Bu arada muhtemelen bazı emeklilik fonları da salgının en çok yaşlı nüfusu etkilemesi nedeniyle emekli maaşı almakta olanların sayısının ne kadar azalacağını ve bu sayede ne kadar paranın kasalarında kalacağını hesaplamaya başlamışlardır bile!

***

Salgın, ekonomi ve tıbbın yanı sıra siyaseti de yakından ilgilendirmeye devam ediyor...

Virüsü siyasete alet etme konusunda en ileri giden siyasetçi ABD Başkanı Trump...

Koronavirüse 'Çin virüsü' adını takmaya çalışan Trump, bunu başaramadı ve bir hayli zor durumda.

***

Sürü bağışıklığı kavramını kullanmasa da, bu yöntemi ülkesinde en fütursuz biçimde uygulayan Trump, ülkesinde salgın nedeniyle ölen 200 bine yakın insanın hesabını kendi uyguladığı politikalardan değil Çin'den soruyor... Trump, geçtiğimiz aylarda bu fikrine katılmayan Dünya Sağlık Örgütü (DSÖ) başkanını 'Çin taraftarı' olmakla suçlayarak örgütten ayrılma kararı aldı...

DSÖ ise üç gün önce bir açıklama yaparak, koronavirüs salgınının başından bu yana en yüksek günlük vaka sayısına ulaşıldığını, dünya genelinde bir günde 307 bin 930 yeni vakanın tespit edildiğini duyurdu. Vaka sayısının en yüksek olduğu ülkeler, Hindistan, ABD ve Brezilya... Dünya çapında enfekte olanların sayısı 28 milyonu aşmış durumda ve bunların yarısı ABD vatandaşı...
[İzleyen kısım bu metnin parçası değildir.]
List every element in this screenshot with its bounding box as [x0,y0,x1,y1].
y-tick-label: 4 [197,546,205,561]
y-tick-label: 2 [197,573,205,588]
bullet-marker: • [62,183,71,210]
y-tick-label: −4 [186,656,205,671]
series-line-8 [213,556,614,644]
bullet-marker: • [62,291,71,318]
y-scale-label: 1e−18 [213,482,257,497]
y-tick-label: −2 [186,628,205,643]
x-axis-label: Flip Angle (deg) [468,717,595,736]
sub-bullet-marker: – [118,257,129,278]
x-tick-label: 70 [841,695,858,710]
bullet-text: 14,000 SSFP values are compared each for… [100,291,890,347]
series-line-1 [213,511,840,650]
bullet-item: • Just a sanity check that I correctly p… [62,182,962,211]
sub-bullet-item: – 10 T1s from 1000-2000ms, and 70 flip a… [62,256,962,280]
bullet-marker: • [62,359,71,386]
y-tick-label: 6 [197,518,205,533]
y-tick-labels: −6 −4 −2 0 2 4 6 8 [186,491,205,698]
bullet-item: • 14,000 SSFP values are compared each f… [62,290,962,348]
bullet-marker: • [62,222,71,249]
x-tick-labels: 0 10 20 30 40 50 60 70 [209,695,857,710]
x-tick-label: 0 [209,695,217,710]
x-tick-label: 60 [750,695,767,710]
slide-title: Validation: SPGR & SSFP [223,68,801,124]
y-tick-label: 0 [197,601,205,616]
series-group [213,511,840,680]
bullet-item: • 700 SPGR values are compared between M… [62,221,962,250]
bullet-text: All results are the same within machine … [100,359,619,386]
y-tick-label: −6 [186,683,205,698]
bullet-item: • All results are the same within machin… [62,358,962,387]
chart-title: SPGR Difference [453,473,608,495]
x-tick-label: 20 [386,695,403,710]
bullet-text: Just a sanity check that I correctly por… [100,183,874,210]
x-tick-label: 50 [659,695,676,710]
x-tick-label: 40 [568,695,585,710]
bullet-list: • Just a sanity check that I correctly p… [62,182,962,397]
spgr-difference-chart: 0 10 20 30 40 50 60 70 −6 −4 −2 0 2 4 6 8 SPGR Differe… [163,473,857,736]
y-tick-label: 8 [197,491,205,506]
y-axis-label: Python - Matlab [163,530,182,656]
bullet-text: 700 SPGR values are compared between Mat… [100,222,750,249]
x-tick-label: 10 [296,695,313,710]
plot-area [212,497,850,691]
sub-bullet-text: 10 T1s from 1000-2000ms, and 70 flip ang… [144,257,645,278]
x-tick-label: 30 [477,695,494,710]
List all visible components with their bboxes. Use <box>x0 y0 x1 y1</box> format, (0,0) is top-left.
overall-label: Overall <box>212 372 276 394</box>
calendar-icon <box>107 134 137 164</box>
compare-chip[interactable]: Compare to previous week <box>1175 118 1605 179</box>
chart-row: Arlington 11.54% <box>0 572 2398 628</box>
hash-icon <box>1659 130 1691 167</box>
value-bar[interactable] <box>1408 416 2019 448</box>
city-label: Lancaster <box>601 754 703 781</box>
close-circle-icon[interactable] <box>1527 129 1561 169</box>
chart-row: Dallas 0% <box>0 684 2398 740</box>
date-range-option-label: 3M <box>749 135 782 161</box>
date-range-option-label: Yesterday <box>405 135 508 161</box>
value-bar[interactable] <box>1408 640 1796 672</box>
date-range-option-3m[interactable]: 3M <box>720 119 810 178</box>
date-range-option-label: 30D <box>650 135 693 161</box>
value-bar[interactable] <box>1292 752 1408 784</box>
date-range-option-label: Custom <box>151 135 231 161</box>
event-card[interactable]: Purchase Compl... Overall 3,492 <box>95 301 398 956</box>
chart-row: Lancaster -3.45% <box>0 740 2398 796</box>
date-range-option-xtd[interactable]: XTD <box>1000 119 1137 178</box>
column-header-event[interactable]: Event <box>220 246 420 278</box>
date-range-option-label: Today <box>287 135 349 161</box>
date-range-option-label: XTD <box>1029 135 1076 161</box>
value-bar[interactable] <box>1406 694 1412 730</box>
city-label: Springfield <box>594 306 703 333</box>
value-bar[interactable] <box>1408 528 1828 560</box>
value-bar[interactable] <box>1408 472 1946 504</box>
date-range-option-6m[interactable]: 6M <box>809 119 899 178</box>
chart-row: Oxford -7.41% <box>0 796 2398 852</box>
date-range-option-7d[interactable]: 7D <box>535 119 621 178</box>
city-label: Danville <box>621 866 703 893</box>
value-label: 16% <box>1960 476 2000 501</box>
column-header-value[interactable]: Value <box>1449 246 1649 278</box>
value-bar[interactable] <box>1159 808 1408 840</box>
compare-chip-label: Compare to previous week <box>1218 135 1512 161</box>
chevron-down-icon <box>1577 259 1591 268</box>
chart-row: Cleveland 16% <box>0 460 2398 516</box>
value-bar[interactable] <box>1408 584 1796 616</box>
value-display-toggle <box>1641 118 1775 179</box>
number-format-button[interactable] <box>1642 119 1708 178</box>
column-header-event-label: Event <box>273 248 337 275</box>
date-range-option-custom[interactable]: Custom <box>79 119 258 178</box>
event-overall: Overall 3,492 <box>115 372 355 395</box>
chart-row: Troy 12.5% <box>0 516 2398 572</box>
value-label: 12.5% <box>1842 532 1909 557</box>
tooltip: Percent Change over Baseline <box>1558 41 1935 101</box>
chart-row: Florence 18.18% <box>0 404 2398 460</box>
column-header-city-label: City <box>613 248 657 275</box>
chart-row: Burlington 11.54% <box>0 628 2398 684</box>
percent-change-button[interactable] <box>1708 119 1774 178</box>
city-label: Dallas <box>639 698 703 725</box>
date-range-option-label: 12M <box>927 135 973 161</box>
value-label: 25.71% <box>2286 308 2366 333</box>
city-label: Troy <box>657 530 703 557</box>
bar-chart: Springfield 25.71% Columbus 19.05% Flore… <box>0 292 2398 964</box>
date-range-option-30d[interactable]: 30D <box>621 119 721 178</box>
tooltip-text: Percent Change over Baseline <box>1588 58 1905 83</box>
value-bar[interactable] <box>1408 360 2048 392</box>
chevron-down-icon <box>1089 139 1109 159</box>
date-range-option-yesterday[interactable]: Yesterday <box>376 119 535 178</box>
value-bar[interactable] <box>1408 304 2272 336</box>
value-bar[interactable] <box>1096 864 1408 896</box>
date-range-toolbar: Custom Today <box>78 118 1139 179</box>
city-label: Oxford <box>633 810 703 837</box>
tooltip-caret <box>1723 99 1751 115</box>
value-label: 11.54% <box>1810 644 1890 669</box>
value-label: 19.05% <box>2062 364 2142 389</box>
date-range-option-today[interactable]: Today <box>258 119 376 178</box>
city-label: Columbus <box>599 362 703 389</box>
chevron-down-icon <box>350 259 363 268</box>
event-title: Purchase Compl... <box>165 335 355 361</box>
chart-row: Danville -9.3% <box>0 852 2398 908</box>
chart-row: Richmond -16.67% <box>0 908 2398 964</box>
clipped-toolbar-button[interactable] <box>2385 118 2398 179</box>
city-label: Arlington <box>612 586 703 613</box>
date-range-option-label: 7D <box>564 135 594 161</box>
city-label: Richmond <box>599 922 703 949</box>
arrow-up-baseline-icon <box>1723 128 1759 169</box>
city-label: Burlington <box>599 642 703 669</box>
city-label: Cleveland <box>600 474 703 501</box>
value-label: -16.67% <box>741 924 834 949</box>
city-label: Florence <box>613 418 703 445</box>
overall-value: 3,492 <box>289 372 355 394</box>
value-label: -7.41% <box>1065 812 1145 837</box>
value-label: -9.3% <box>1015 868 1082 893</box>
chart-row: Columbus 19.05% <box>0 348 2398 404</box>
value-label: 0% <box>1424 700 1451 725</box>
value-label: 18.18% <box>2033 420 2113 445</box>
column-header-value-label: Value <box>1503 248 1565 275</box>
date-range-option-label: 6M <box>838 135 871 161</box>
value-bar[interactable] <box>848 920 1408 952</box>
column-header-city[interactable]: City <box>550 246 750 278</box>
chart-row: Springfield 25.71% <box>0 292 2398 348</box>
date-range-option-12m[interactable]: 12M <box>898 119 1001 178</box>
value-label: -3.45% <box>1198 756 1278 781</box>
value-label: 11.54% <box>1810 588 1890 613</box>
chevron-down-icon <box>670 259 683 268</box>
ABD Başkanı Trump, Kasım ayında yapılacak seçimlerden önce corona virüsü aşısının hazır olacağını ve tüm ABD vatandaşlarına ulaştırılacağını iddia ediyor.

DSÖ Avrupa Bölge Direktörü Hans Kluge ise bu konuya ilişkin açıklamasında, 'aşının salgını bitireceğine dair söylemlere yönelik, Aşının pandeminin sonu olacağını sürekli duyuyorum. Elbette hayır. Aşının tüm yaş gruplarına yardımcı olup olmayacağını bile bilmiyoruz. Şu an bir gruba yardım edeceğine ancak başka gruba yardım etmeyeceğine dair sinyaller alıyoruz' diyor.